Hugh looks at me funny. “Is this about that identity crisis book you wanted me to read?”

I look back at him, his broad smile and the wrinkles by his eyes. It’s all so warm and welcoming. I just want to get in that nice big bed and go back to sleep. What is wrong with me that I’m seriously considering it? The sheets look so clean. “What book?” I ask drowsily.

“The one about Bernadette.”

“Where’d You Go, Bernadette?” I ask. We read that in book club a year ago.

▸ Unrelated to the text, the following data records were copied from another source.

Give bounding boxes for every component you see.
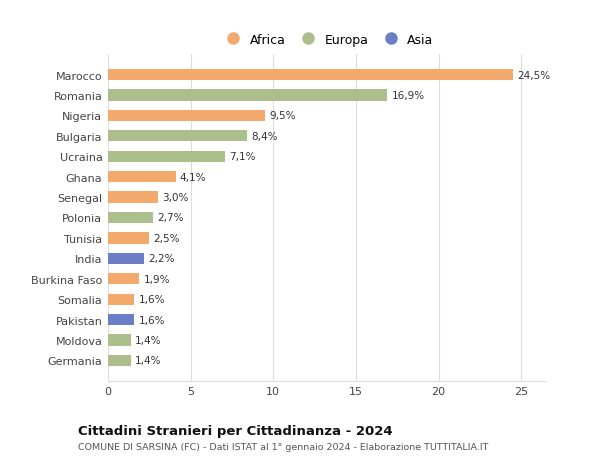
Bar: [108, 90, 388, 101]
Text: 1,4%: 1,4%: [135, 335, 162, 345]
Bar: [108, 253, 145, 264]
Text: 2,5%: 2,5%: [154, 233, 180, 243]
Bar: [108, 111, 265, 122]
Text: Cittadini Stranieri per Cittadinanza - 2024: Cittadini Stranieri per Cittadinanza - 2…: [78, 425, 392, 437]
Bar: [108, 172, 176, 183]
Text: 1,6%: 1,6%: [139, 315, 165, 325]
Bar: [108, 70, 513, 81]
Bar: [108, 233, 149, 244]
Text: 4,1%: 4,1%: [180, 172, 206, 182]
Text: 1,9%: 1,9%: [143, 274, 170, 284]
Bar: [108, 274, 139, 285]
Bar: [108, 192, 158, 203]
Text: 8,4%: 8,4%: [251, 132, 277, 141]
Text: 1,6%: 1,6%: [139, 295, 165, 304]
Legend: Africa, Europa, Asia: Africa, Europa, Asia: [216, 29, 438, 52]
Text: 2,2%: 2,2%: [148, 254, 175, 264]
Bar: [108, 213, 152, 224]
Text: 1,4%: 1,4%: [135, 356, 162, 365]
Text: 2,7%: 2,7%: [157, 213, 183, 223]
Bar: [108, 151, 226, 162]
Bar: [108, 335, 131, 346]
Text: 9,5%: 9,5%: [269, 111, 296, 121]
Bar: [108, 131, 247, 142]
Text: 24,5%: 24,5%: [517, 71, 550, 80]
Text: 16,9%: 16,9%: [391, 91, 425, 101]
Bar: [108, 294, 134, 305]
Text: 3,0%: 3,0%: [162, 193, 188, 203]
Bar: [108, 314, 134, 325]
Text: 7,1%: 7,1%: [229, 152, 256, 162]
Text: COMUNE DI SARSINA (FC) - Dati ISTAT al 1° gennaio 2024 - Elaborazione TUTTITALIA: COMUNE DI SARSINA (FC) - Dati ISTAT al 1…: [78, 442, 488, 451]
Bar: [108, 355, 131, 366]
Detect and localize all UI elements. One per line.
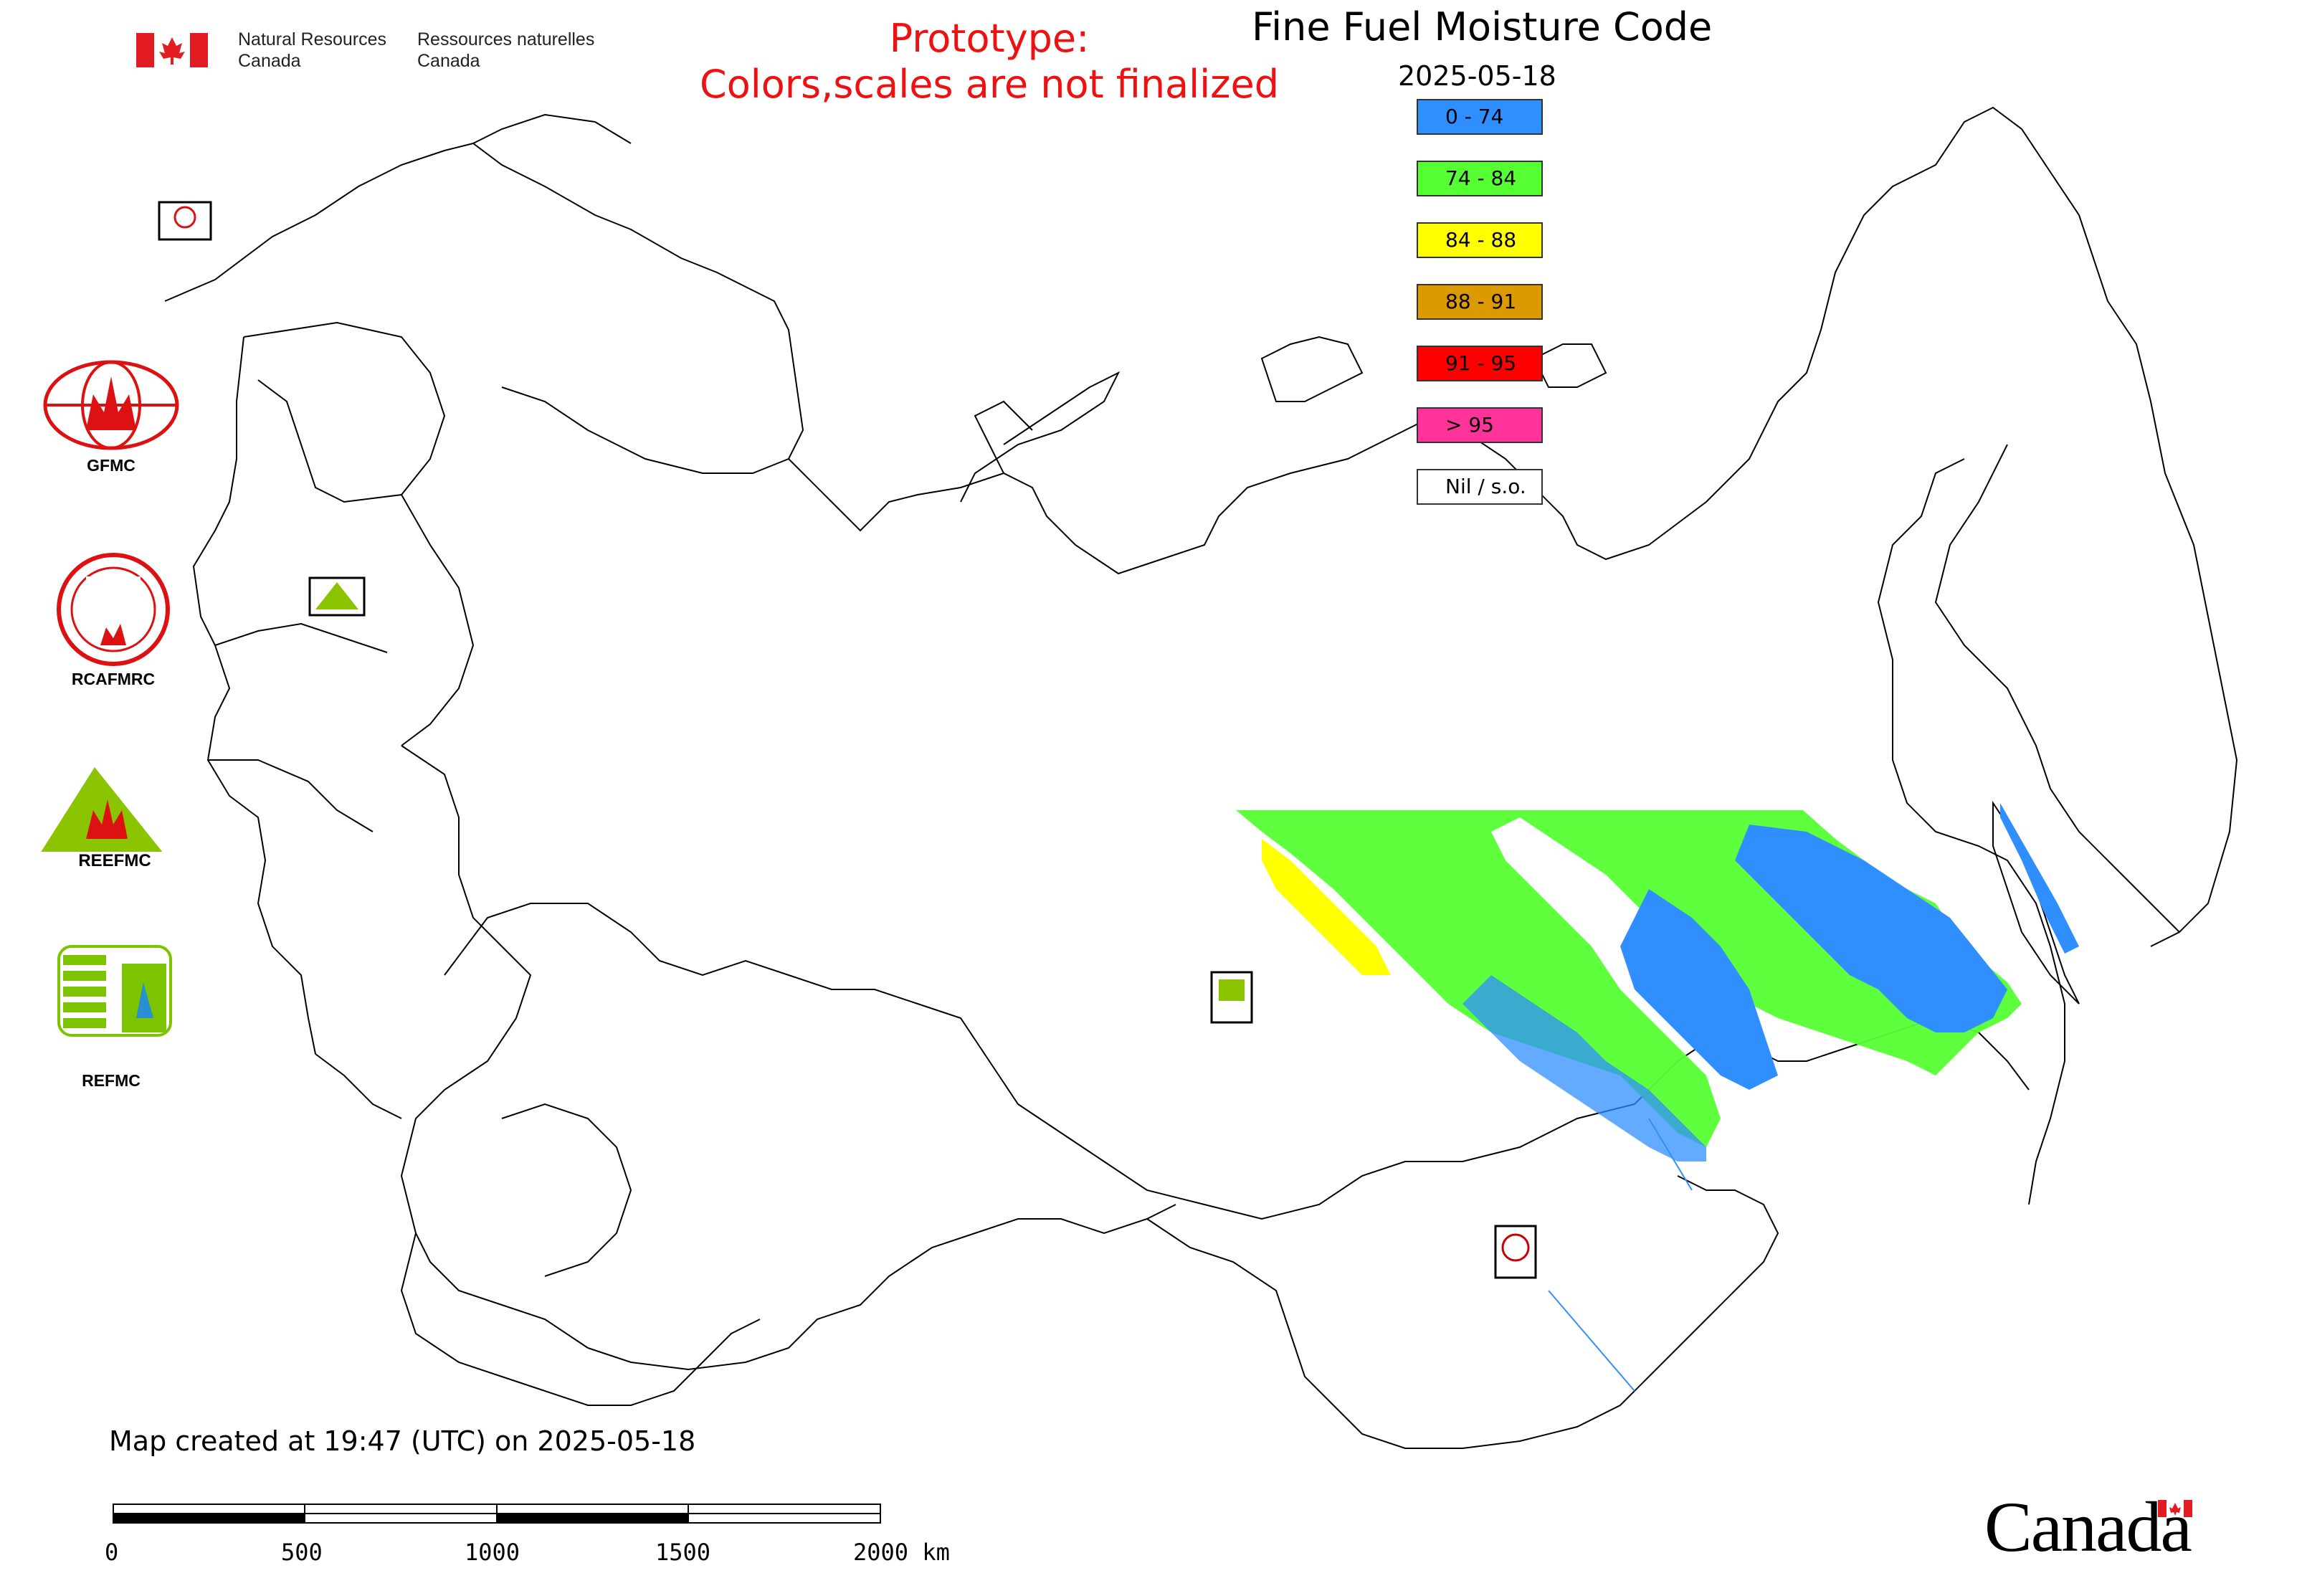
legend-item-nil: Nil / s.o. [1417, 469, 1543, 505]
reefmc-label: REEFMC [78, 851, 151, 870]
nrcan-fr-line1: Ressources naturelles [417, 29, 595, 49]
nrcan-en-line2: Canada [238, 51, 301, 71]
map-site-markers [158, 201, 1537, 1279]
nrcan-french: Ressources naturelles Canada [417, 29, 594, 72]
ffmc-sakhalin-strip [2000, 803, 2079, 954]
refmc-logo [57, 945, 172, 1037]
scale-bar [113, 1504, 881, 1524]
legend-item-over-95: > 95 [1417, 407, 1543, 443]
nrcan-fr-line2: Canada [417, 51, 480, 71]
gfmc-label: GFMC [87, 456, 135, 475]
prototype-notice: Prototype: Colors,scales are not finaliz… [674, 16, 1305, 108]
legend-label: 0 - 74 [1445, 105, 1504, 128]
site-marker-gfmc [158, 201, 212, 241]
country-boundaries [164, 106, 2238, 1449]
ffmc-region-yellow [1262, 839, 1391, 975]
wordmark-flag-icon [2158, 1500, 2192, 1517]
ffmc-region-blue-a [1735, 825, 2007, 1032]
legend-item-88-91: 88 - 91 [1417, 284, 1543, 320]
legend-label: > 95 [1445, 413, 1494, 437]
legend-label: Nil / s.o. [1445, 475, 1526, 498]
scale-tick-1500: 1500 [655, 1539, 711, 1566]
ffmc-streak-2 [1648, 1118, 1693, 1191]
scale-tick-2000: 2000 km [853, 1539, 950, 1566]
nrcan-en-line1: Natural Resources [238, 29, 387, 49]
refmc-label: REFMC [82, 1071, 141, 1090]
legend-item-0-74: 0 - 74 [1417, 99, 1543, 135]
map-date: 2025-05-18 [1398, 60, 1556, 92]
legend-label: 88 - 91 [1445, 290, 1517, 313]
rcafmrc-logo [57, 553, 170, 666]
site-marker-rcafmrc [1494, 1225, 1537, 1279]
map-created-note: Map created at 19:47 (UTC) on 2025-05-18 [109, 1425, 696, 1457]
ffmc-streak [1548, 1290, 1635, 1392]
scale-tick-1000: 1000 [465, 1539, 520, 1566]
legend-label: 91 - 95 [1445, 351, 1517, 375]
scale-tick-500: 500 [281, 1539, 323, 1566]
legend-label: 74 - 84 [1445, 166, 1517, 190]
rcafmrc-label: RCAFMRC [71, 670, 156, 688]
legend-item-84-88: 84 - 88 [1417, 222, 1543, 258]
ffmc-data-layer [1236, 803, 2079, 1392]
gfmc-logo [43, 360, 179, 450]
prototype-line1: Prototype: [889, 16, 1090, 61]
ffmc-region-blue-b [1620, 889, 1778, 1090]
legend-item-91-95: 91 - 95 [1417, 346, 1543, 381]
canada-wordmark: Canada [1984, 1487, 2192, 1567]
map-title: Fine Fuel Moisture Code [1252, 4, 1713, 49]
reefmc-logo [37, 767, 192, 870]
legend-label: 84 - 88 [1445, 228, 1517, 252]
scale-tick-0: 0 [105, 1539, 119, 1566]
prototype-line2: Colors,scales are not finalized [700, 62, 1279, 107]
ffmc-region-blue-c [1462, 975, 1706, 1162]
nrcan-english: Natural Resources Canada [238, 29, 386, 72]
legend-item-74-84: 74 - 84 [1417, 161, 1543, 196]
canada-flag-icon [136, 33, 208, 67]
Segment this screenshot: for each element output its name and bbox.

“Yes, that’s it. I know you said you wanted us to read it together. I’m sorry. I just . . . it’s so hard to get into fiction right now.” He claps his hands. “I’ll get the audio right away, listen to it on my commute. Ok?”

I nod, confused.

“Are you having a where’d-you-go moment, Celeste? Please don’t even think of packing up and leaving us. I know we’ve been a little weak in the romance department lately, but you’re what I live for; you know that.” He cups my face in his hand. “So you got drunk at a barbecue. So you smell like . . . I don’t want to say. Not great. Your life is not slipping away before your eyes. You’re not going to suffocate to death in the oppression of a nice neighborhood with good schools. You just have to find your people.”

“My people?” I ask. I’m back in that conversation with Seth. My people, Linus’s people, Celeste’s people. So many people.

Hugh gives me a pat. “Go brush your teeth, take a long, hot bath, and then get all tucked into bed and just take the day off. When you wake up, you’ll feel a million times better, and the kitchen will be clean, and the kids will be clean and fed and exercised.”

“My kids?” I ask, already moving toward the bathroom sink to brush my teeth, realizing in just one more disgusting cherry on this insanity sundae that I’ll have to use Celeste’s toothbrush.